Key Design Decisions

80/20 Chronological Split

No shuffling — the split respects temporal order to prevent data leakage. Train: 74,266 hours. Test: 18,567 hours (last ~2.1 years).

Lag Features as Primary Predictors

demand_lag_24h and demand_lag_168h are the two highest-correlated features. They capture daily and weekly periodicity more directly than cyclical encodings.

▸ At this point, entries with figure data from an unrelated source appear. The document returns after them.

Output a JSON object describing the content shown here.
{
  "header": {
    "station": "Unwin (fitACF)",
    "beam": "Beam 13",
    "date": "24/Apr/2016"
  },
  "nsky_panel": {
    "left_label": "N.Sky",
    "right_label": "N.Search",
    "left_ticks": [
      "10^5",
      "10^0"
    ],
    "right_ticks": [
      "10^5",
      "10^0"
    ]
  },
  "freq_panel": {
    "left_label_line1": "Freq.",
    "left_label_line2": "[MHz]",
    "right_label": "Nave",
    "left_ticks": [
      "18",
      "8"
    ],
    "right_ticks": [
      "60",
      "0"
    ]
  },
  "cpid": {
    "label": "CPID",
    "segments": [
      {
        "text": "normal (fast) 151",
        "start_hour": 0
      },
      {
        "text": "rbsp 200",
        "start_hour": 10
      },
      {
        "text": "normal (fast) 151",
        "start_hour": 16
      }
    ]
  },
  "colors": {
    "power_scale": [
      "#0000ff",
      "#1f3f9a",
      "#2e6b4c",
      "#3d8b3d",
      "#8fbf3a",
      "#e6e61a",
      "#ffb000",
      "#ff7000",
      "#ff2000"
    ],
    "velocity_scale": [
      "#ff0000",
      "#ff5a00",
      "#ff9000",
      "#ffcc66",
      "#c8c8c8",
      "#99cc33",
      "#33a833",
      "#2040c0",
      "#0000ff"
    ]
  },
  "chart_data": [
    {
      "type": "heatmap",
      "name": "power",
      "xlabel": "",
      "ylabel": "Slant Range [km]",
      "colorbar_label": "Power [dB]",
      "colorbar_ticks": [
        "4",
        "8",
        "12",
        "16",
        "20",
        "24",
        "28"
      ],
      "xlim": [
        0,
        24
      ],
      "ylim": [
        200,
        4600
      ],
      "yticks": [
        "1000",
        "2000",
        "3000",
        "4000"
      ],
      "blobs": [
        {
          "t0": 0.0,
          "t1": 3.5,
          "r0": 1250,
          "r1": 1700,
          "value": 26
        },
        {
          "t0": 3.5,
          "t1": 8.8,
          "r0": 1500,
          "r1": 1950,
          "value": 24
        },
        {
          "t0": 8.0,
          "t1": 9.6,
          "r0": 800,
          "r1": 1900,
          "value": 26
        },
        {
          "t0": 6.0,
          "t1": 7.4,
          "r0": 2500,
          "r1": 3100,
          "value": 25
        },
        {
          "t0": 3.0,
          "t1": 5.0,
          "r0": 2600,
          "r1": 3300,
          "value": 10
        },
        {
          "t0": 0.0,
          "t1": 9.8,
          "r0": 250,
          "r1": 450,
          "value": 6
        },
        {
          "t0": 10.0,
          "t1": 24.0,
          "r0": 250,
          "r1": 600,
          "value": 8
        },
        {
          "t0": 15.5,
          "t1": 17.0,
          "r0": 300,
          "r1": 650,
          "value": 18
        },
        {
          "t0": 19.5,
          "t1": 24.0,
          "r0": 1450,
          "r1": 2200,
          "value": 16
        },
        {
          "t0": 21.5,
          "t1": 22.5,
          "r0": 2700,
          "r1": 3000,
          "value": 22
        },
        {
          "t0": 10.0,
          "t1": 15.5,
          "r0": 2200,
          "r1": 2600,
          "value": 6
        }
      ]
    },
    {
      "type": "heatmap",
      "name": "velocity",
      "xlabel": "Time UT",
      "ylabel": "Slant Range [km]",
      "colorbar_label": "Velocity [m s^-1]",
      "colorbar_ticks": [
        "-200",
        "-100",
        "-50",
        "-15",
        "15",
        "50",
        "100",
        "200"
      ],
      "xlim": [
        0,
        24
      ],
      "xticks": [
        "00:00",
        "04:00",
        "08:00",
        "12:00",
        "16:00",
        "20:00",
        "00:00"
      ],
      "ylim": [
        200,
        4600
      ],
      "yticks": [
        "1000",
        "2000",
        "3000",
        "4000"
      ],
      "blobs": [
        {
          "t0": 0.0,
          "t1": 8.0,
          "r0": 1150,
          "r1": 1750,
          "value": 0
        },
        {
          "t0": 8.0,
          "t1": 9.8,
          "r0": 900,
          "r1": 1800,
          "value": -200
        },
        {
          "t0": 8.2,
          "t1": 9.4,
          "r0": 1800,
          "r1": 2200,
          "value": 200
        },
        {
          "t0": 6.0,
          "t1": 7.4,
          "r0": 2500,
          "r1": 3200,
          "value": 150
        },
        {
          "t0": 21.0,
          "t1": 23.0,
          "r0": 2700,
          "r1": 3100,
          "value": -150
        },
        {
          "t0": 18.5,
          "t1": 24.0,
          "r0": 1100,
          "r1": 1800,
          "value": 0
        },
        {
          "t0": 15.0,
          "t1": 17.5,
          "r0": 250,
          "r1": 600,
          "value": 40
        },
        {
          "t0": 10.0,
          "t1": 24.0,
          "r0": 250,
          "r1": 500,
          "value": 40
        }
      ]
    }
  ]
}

Weather Aggregation Strategy

Per-city HDD/CDH retained alongside region-mean values. City-level granularity captures spatial variation in grid load across the SOCO service territory.

Optuna Over Grid Search

Tree-structured Parzen Estimator (TPE) sampler efficiently explored the continuous hyperparameter space — far cheaper than exhaustive grid search given XGBoost's 8-dimensional parameter space.

Lessons Learned

Lesson 01

CV Results Don't Always Predict Test-Set Winners

Prophet had a lower cross-validation RMSE during tuning than XGBoost, but XGBoost significantly outperformed it on the held-out test set. This highlights the importance of a true out-of-sample evaluation — CV scores are model selection tools, not final verdicts.

Lesson 02

Timezone Handling is a First-Class Engineering Concern

EIA-930 and NOAA data arrive in different timezones. A silent timezone mismatch creates a systematic 5-hour shift in demand-weather alignment — one of the most damaging data bugs possible in this domain. UTC everywhere, validate early.

Lesson 03

Lag Features Are Both the Most Powerful and Most Dangerous

demand_lag_24h is the strongest predictor — but it also creates the highest risk of data leakage if the split is not strictly chronological. The 80/20 temporal split with no shuffling was non-negotiable.

Lesson 04

Prophet's Built-In Diagnostics Are Production-Ready

Prophet's cross-validation and component plots (trend, weekly, yearly, holidays) are genuinely useful for stakeholder communication — not just model development. The decomposition makes seasonality immediately interpretable.

Lesson 05

Portfolio Apps Are Themselves Engineering Products

Building both a Streamlit app and this static HTML version forced clear separation between data generation (Python scripts), model artefacts (JSON/CSV), and presentation (app layer). This separation made both apps easier to maintain and deploy independently.